Once we fit a line to the data, we can calculate R squared which gives us a sense of how accurate our predictions will be.
And then linear regression provides p-value for R squared, so we should get a sense of how confident we should be on the predictions.
How to minimize the SSR in linear regression
Choose the y-axis intercept and slope such that it minimizes the SSR
What is analytical solution in general?
In Analytical solution we end up with a formula that we can plug the data into and the output is the optimal value.
What is the analytical solution for linear regression to find optimal y-intercept
- Keeping the slope constant, we see how SSR changes for different Y-intercept value => result in a curve in u shape.
- Find the lowest SSR/point on the curve.
- To find the lowest point in the curve is to calculate the derivative of the curve.

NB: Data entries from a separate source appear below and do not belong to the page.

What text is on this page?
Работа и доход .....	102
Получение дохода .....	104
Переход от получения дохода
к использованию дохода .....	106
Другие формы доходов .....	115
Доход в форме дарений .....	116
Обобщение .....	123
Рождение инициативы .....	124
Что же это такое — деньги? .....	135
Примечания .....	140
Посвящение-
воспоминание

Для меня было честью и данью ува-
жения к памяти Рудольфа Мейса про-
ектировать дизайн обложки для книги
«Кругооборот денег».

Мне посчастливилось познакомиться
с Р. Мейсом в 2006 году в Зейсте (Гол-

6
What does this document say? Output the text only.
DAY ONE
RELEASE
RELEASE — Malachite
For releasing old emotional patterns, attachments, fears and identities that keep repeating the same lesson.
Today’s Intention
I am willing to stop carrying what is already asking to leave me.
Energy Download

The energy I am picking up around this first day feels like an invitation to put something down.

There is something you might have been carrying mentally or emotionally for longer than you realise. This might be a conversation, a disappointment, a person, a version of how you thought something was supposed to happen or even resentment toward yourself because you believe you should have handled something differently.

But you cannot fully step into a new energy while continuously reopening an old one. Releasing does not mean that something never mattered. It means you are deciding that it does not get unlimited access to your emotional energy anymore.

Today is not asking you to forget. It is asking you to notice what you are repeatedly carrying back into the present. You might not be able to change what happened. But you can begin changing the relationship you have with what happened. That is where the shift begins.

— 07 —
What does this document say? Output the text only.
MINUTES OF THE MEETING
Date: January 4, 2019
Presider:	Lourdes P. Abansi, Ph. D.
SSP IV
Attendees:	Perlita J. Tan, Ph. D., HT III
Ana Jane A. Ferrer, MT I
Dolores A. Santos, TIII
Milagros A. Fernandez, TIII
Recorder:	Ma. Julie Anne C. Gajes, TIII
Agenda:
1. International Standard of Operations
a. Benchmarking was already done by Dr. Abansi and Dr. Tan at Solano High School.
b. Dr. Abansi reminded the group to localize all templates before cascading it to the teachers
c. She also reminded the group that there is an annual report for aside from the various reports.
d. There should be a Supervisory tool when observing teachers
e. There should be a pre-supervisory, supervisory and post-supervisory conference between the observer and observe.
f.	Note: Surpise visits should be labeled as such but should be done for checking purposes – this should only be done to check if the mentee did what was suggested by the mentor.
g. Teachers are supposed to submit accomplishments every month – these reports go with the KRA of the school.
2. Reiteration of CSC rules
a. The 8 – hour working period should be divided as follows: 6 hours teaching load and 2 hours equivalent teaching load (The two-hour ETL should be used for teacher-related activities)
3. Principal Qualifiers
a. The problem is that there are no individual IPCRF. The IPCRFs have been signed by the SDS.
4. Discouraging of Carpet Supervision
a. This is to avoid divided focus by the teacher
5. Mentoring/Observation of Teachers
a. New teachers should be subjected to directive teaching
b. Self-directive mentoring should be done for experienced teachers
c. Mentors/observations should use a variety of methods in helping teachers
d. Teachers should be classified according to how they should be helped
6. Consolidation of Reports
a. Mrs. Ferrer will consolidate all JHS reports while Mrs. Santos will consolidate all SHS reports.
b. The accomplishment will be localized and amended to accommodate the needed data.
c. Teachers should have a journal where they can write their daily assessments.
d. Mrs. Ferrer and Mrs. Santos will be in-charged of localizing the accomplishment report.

When the derivative is 0, that is the bottom of the curve.
What is iterative approach in Linear regression
Gradient Descent - A way to find the optimal slope and y-axis intercept.
Which one is quicker - analytical or iterative approach
Iterative.
Where is iterative approach used?
Scenarios where there are no analytical solutions, including Logistic regression, Neural networks etc.
What does Rsq - 0.66 and p-value - 0.1 suggest
For p-value - 0.1 implies that there is a 10% chance that the random data(random data is used in deriving p-value) could give us Rsq >= 0.66. this is relative high p-value, so we might not have a lot of confidence in the predictions.